Posted Date : 31 Dec 2012
MARC today released its report on its Economic Outlook 2013 report, assessing the prospects and challenges for the Malaysian economy in the coming year.
MARC expects that economic growth in 2013 will largely hinge on global economic momentum, which at this juncture is clouded by the prospects of recovery in the Euro region. Nevertheless, the US economy may surprise on the upside, with rising consumer confidence, a recovery in the housing market and an improving labour market. While Japan’s economy is likely to show continued weakness, China appears to have bottomed out in 3Q2012 and should underpin trade growth in ASEAN. Overall, we anticipate real exports to rebound mildly and expand by 4.0% in 2013.

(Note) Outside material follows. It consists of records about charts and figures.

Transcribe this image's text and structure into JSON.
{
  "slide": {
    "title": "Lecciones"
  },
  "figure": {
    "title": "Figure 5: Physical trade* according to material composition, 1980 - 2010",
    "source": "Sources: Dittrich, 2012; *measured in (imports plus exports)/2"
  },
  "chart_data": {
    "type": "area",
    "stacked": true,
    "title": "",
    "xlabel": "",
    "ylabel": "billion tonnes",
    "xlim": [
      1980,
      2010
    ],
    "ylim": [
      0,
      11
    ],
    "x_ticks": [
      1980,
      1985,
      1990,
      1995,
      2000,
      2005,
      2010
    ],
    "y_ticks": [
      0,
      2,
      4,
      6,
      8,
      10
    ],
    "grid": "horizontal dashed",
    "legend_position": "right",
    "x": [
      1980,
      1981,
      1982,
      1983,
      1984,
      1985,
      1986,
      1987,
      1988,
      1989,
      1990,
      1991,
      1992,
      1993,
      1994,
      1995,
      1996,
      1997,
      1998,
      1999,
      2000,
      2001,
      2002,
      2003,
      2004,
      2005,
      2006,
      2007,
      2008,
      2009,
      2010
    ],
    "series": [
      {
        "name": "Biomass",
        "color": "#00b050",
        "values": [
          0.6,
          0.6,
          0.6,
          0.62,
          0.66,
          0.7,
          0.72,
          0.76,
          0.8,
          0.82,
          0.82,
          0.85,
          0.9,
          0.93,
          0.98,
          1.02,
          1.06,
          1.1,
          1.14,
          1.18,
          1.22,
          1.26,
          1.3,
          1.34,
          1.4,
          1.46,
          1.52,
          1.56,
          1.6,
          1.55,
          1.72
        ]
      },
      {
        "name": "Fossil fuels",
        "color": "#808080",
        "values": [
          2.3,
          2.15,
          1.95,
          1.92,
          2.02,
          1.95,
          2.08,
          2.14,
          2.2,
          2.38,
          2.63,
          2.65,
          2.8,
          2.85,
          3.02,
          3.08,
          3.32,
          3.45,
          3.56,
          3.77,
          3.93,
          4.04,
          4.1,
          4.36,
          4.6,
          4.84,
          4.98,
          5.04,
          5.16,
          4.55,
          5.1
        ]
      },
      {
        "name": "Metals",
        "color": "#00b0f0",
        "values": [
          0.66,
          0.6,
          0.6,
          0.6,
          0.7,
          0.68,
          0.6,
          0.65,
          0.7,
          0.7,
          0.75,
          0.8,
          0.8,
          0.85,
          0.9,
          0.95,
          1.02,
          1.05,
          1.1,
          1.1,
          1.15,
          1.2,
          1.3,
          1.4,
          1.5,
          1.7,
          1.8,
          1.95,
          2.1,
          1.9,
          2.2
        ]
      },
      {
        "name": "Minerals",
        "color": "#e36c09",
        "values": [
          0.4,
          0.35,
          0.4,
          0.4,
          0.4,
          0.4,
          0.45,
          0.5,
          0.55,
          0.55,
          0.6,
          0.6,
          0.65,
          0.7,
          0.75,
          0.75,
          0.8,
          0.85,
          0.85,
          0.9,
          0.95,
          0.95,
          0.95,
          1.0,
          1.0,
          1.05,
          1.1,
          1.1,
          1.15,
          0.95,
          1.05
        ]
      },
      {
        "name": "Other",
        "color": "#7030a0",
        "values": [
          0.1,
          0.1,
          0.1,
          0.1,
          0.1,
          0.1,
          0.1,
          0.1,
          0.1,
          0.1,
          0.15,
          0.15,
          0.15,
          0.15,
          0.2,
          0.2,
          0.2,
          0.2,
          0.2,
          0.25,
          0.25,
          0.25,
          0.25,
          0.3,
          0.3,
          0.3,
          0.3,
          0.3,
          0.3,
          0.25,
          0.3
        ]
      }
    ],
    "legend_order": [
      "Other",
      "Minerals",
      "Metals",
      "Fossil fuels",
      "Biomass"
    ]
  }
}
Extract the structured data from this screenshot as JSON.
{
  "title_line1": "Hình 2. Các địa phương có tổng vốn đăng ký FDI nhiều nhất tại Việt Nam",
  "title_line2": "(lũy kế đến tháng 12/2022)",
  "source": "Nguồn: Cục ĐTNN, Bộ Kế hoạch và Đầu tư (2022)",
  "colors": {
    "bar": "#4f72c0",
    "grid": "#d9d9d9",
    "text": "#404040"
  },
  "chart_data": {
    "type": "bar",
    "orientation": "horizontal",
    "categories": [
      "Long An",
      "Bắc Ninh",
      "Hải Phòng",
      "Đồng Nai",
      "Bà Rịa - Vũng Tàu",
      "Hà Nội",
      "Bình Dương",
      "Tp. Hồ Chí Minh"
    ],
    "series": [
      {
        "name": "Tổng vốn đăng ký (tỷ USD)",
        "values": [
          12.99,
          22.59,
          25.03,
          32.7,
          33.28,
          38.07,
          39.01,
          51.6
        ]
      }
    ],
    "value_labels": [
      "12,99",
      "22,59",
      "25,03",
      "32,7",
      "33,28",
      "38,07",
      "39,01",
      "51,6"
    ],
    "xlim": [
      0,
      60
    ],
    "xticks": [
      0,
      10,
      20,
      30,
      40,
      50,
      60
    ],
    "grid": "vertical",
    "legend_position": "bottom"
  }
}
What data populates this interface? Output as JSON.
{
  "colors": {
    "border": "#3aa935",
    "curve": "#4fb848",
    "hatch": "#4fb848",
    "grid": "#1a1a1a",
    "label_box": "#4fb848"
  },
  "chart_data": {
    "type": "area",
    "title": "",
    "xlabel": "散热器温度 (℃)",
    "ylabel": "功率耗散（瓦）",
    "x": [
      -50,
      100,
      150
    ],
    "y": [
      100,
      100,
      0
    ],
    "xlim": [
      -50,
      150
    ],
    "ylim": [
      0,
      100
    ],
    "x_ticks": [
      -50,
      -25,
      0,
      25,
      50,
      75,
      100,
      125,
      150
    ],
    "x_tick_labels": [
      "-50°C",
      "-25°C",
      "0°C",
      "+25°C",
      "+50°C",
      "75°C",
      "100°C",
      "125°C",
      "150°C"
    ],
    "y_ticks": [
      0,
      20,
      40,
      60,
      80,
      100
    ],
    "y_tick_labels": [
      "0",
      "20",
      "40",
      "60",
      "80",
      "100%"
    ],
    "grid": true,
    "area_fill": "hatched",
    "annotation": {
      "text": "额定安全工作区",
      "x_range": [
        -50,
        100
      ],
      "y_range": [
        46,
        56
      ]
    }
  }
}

On the domestic side, demand will likely stay resilient amidst rising contributions from private investment and private consumption. Private investment will continue to remain upbeat in view of the ongoing infrastructure as well as other mega projects to be undertaken by the government in the next few years, while private consumption will remain resilient.
MARC foresees that the monetary policy will remain unchanged in 2013 as inflation remains benign. However, there is a possible upward bias towards the end of the year if the US economy continues to cruise steadily. The ringgit is expected to benefit from capital inflows, especially with QE3 underway in the US, and should have a bias towards appreciation; however we foresee that forex markets will remain volatile, especially with a declining current account surplus. On the fiscal side, the government’s deficit target of 4.0% should not be difficult to achieve, particularly as revenue growth is likely to surprise on the upside.
Potential major imbalances that are of concern in the economy include domestic asset prices, as housing costs in select areas are increasing faster than incomes despite efforts by the government to increase housing supply and central bank’s efforts to rein in property speculation. Household balance sheets also remain strained at over 70% of GDP with the lower income group most at risk, while the structural decline in the current account surplus may put some future pressure on the ringgit.
Overall, taking into consideration domestic forces that may offset weaknesses in the external sector, we foresee another resilient growth performance in 2013 with GDP growing at a 5.3% pace.